The vapour barrier in the floor is fixed to the divider.
The thermal insulation is installed on the crawl-space floor.
Lathing is installed on the reverse side of the crawl-space posts or on the firring (if applicable) to fix the insulation on the crawl-space wall.
Thermal insulation is installed in the crawl-space wall.
The vapour barrier is installed on the inside of the crawl-space posts and divider and a tight joint is made with the divider and sloping ceiling.
New cladding is mounted on the crawl-space wall.

The vapour barrier between rafters and to the exterior wall can be fixed as shown in Section 8.2.3, Vapour Barrier and Roof Renovation.

For dwelling houses where the re-insulation is at least twice as thick as the existing thermal insulation, a horizontal vapour barrier could be laid on the existing thermal insulation and be continued vertically.

Figures 251 and 252 show examples of re-insulation (from the inside), of a vented roof with cold crawl space in a detached single-family dwelling and multi-storey residential building.

n example of crawl space in a detached single-family dwelling with a vented roof, re-insulated from the inside along the crawl-space floor and wall.

Figure 251. An example of crawl space in a detached single-family dwelling with a vented roof, re-insulated from the inside along the crawl-space floor and wall. A new crawl-space wall and sloping wall is established. The vapour barrier in the crawl-space floor and wall is joined on either side of the divider (e.g., plywood) and installed with tight joints between rafter feet underneath the crawl-space wall. The numbers in the figure refer to the descriptions above (Møller, 2012).

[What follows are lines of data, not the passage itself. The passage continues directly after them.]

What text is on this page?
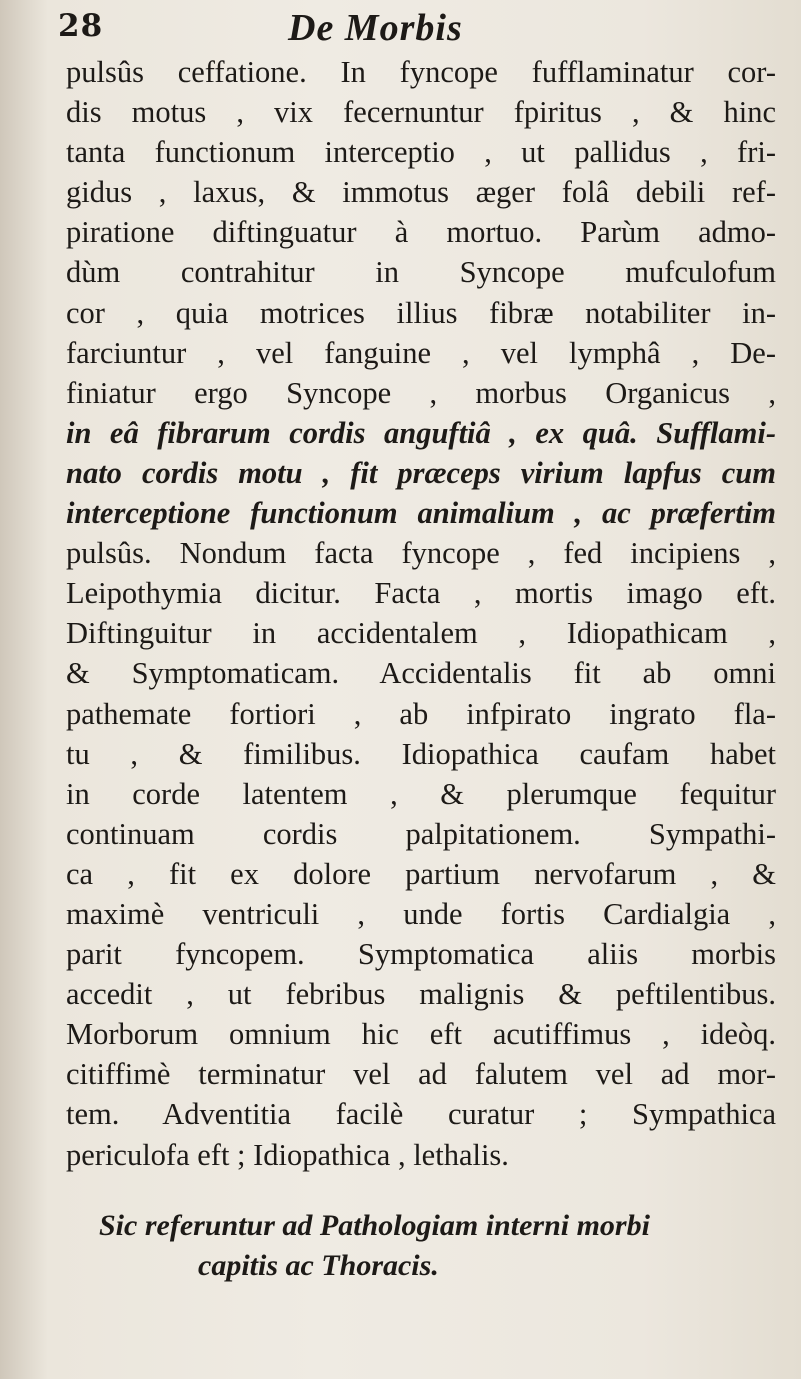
28	De Morbis
pulsûs ceffatione. In fyncope fufflaminatur cor-
dis motus , vix fecernuntur fpiritus , & hinc
tanta functionum interceptio , ut pallidus , fri-
gidus , laxus, & immotus æger folâ debili ref-
piratione diftinguatur à mortuo. Parùm admo-
dùm contrahitur in Syncope mufculofum
cor , quia motrices illius fibræ notabiliter in-
farciuntur , vel fanguine , vel lymphâ , De-
finiatur ergo Syncope , morbus Organicus ,
in eâ fibrarum cordis anguftiâ , ex quâ. Sufflami-
nato cordis motu , fit præceps virium lapfus cum
interceptione functionum animalium , ac præfertim
pulsûs. Nondum facta fyncope , fed incipiens ,
Leipothymia dicitur. Facta , mortis imago eft.
Diftinguitur in accidentalem , Idiopathicam ,
& Symptomaticam. Accidentalis fit ab omni
pathemate fortiori , ab infpirato ingrato fla-
tu , & fimilibus. Idiopathica caufam habet
in corde latentem , & plerumque fequitur
continuam cordis palpitationem. Sympathi-
ca , fit ex dolore partium nervofarum , &
maximè ventriculi , unde fortis Cardialgia ,
parit fyncopem. Symptomatica aliis morbis
accedit , ut febribus malignis & peftilentibus.
Morborum omnium hic eft acutiffimus , ideòq.
citiffimè terminatur vel ad falutem vel ad mor-
tem. Adventitia facilè curatur ; Sympathica
periculofa eft ; Idiopathica , lethalis.
Sic referuntur ad Pathologiam interni morbi
capitis ac Thoracis.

Figure 252. An example of a cold crawl space in an old multi-storey building, re-insulated from the inside. The vapour barrier in the floor is installed on a substrate of rigid-foam thermal insulation in the crawl space where the existing pugging has been replaced by new plasterboard inserts (installed on wooden strips on the sides of rafters), thereby retaining fire resistance. The vapour barriers in the crawl-space floor and wall must be joined in a tight joint integral to the continuous airtight enclosure (see www.efterisolering.sbi.dk) (Kragh et al., 2014).